One curious consequence of writing a book on writing is the inescapable sense of humility that descends during the process. (I’m under deadline this week for my next book on craft, this one titled The Compass of Character. I’ll discuss it at greater length in the weeks to come, but for now I’m simply invoking it as my excellent and not-to-be-questioned excuse for a relatively brief post today.)
As a teacher and author of writing guides, I’m obliged to present techniques and strategies for successful fiction. Techniques and strategies, however, require a generalized idea of how to go about things. Concepts such as character arc and three-act structure and backstory exploration inevitably conjure guidelines that demand attention if not strict adherence.
This how-to approach can become trivialized into “Five Ways to Make Your Characters Jump Off the Page!” It can also be maddeningly vague because the only rule is there are no rules.
The Rule of No Rules is especially on my mind of late. While collecting examples for the guidelines I discuss in my book, I was inevitably made aware of how any novel worthy of being called good, let alone great, somehow squirms out of the stranglehold of accepted convention like a slimy piglet.

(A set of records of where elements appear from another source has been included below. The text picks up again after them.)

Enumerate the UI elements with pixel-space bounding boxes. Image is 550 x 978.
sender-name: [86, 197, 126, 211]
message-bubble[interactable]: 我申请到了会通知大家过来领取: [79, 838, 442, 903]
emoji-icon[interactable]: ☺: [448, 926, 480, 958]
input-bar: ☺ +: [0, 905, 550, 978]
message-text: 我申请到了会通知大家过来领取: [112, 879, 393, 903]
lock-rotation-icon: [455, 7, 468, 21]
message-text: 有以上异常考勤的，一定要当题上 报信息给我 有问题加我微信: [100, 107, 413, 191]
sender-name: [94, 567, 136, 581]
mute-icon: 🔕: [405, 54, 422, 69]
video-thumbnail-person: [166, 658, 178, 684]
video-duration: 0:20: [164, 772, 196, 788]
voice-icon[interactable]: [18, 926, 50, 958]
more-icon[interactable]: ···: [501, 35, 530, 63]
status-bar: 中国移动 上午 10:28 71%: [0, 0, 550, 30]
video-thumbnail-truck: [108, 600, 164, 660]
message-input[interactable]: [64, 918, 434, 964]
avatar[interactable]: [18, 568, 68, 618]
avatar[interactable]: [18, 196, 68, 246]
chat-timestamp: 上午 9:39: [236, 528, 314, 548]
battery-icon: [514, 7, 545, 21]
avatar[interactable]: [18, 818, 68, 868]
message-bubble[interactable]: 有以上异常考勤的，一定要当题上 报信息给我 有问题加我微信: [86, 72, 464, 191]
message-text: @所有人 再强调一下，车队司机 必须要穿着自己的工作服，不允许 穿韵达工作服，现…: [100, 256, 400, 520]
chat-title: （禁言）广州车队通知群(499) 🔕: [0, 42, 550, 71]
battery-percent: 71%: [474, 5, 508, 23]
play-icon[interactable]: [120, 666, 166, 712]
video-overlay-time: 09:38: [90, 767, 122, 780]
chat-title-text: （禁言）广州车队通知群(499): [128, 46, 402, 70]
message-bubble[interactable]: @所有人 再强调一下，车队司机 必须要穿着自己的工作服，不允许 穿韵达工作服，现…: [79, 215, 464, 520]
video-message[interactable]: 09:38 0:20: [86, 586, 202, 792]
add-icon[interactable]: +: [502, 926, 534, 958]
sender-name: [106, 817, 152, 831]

Whether the author was simply following her instincts or observing a carefully constructed plan—usually based on turning some accepted idea of how to write on its head—the truly remarkable books I have used to illustrate certain points all too often reveal themselves to be not just illustrative but sneakily subversive of what I’m trying to say.
This may simply be a reflection of another accepted truth, that the best stories give readers what they want in a way they don’t expect. This in turn echoes another truth, that stories should be both impeccably logical and yet surprising. And yet how does one teach that? How does one teach: Follow the path to the cliff’s edge, then jump?